Cork & Candles is a three-generation, family-owned small business, and that's not marketing copy. It's why the company operates the way it does. The decision to use individual Chandlers instead of group instruction came from Dave's memory of learning one-on-one with his father. The decision to make guests sit face-to-face came from understanding that the best part of making something with someone is the conversation that happens while your hands are busy. The decision to limit each candle to two scents came from Ken's original teaching: too many choices overwhelm, constraints liberate.

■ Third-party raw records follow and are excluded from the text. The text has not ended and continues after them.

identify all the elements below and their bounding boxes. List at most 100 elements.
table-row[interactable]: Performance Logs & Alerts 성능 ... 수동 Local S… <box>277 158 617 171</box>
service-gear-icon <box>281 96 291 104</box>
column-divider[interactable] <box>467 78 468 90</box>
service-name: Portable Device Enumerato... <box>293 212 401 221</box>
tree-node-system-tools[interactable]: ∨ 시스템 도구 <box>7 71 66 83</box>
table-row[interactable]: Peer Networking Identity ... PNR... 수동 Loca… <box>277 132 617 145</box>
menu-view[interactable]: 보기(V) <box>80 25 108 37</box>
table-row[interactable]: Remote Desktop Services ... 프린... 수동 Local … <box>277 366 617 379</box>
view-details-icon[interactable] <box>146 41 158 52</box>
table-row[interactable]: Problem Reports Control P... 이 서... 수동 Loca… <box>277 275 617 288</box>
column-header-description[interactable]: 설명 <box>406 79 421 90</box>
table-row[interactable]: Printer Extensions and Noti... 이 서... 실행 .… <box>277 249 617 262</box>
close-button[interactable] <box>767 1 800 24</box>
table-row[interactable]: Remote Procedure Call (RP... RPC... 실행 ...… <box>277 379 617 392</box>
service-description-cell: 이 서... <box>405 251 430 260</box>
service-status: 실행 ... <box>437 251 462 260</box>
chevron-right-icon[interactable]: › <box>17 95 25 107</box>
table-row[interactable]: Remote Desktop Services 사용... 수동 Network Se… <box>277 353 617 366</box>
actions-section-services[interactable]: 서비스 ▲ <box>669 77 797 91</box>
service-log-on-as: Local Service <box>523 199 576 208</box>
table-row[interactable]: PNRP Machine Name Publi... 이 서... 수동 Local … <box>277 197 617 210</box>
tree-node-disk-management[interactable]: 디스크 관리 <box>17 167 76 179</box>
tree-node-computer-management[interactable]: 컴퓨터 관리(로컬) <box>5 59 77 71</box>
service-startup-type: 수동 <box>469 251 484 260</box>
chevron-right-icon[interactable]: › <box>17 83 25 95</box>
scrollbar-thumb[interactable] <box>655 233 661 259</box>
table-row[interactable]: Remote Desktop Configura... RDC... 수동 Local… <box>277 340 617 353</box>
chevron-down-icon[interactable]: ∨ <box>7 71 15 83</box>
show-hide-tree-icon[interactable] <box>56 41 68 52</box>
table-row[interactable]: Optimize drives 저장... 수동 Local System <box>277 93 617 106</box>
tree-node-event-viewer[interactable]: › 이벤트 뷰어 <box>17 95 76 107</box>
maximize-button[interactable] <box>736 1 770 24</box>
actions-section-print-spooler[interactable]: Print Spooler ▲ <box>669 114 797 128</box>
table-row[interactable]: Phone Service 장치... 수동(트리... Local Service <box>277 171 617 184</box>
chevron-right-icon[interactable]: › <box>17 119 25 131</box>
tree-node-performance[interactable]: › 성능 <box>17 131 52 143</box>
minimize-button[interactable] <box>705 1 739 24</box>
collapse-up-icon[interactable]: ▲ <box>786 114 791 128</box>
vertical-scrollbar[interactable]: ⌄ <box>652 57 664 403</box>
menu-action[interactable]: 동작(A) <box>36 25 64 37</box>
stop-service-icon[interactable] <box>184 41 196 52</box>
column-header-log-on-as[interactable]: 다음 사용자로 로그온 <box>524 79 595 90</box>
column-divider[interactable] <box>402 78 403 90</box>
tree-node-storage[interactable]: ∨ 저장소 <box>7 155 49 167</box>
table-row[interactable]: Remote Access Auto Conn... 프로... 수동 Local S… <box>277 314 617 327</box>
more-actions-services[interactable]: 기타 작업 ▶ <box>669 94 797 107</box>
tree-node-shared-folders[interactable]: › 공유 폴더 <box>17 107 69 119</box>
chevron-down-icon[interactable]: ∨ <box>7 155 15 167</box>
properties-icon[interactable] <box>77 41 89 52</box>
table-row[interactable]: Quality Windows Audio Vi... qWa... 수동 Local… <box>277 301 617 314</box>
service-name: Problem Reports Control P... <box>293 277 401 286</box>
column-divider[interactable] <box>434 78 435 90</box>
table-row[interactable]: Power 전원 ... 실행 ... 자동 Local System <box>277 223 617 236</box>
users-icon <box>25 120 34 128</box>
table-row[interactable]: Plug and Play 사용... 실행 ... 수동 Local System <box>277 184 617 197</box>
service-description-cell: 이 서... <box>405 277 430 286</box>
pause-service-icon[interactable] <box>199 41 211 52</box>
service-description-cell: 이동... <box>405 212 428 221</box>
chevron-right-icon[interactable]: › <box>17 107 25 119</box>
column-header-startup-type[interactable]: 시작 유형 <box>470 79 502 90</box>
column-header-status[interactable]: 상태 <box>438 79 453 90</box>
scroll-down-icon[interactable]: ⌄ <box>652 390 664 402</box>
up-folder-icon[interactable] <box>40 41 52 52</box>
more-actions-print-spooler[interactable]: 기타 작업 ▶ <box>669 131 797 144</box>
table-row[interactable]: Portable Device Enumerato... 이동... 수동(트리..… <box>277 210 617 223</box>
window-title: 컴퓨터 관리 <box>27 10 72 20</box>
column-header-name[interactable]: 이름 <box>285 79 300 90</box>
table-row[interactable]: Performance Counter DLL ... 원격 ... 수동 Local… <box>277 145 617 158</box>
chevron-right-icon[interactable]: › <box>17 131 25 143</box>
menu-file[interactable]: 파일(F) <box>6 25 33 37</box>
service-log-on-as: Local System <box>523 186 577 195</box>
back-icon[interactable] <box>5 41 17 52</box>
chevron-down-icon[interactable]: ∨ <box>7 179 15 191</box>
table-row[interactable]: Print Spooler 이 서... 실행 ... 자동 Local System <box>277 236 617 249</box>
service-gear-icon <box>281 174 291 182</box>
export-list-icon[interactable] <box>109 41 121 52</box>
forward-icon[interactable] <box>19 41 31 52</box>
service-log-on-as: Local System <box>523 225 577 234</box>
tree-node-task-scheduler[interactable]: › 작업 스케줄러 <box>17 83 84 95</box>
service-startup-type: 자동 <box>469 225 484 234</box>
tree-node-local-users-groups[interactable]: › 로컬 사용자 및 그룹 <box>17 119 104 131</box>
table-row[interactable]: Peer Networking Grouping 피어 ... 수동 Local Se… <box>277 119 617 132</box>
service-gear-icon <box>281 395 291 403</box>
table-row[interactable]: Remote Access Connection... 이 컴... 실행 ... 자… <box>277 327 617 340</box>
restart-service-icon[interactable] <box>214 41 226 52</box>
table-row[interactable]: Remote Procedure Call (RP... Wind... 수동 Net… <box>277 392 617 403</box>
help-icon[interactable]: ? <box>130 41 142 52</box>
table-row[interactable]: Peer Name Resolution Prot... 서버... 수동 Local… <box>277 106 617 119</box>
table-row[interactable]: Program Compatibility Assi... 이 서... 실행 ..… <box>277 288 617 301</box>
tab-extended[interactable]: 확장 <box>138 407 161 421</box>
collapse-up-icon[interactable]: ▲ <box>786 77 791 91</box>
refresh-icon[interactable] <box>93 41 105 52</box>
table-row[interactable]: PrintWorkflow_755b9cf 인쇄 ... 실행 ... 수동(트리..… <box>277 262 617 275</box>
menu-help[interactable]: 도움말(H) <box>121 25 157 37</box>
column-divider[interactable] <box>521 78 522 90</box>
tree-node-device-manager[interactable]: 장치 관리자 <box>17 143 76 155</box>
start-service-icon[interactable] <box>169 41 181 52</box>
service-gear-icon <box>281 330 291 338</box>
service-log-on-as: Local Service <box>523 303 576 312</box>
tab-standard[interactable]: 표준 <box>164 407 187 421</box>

Every operational choice traces back to a moment in that garage, which means the business has a theory of change baked in. Cork & Candles isn't selling candles. It's selling the conditions under which people connect. Scent is the delivery mechanism. The Signature Experience is the structure. But the product is time spent with someone you care about, doing something that feels creative and low-stakes and worth repeating.

That's what made it work in King of Prussia. That's what made it work in Center City and Ardmore. And that's the part that matters if you're thinking about building something similar in your own market.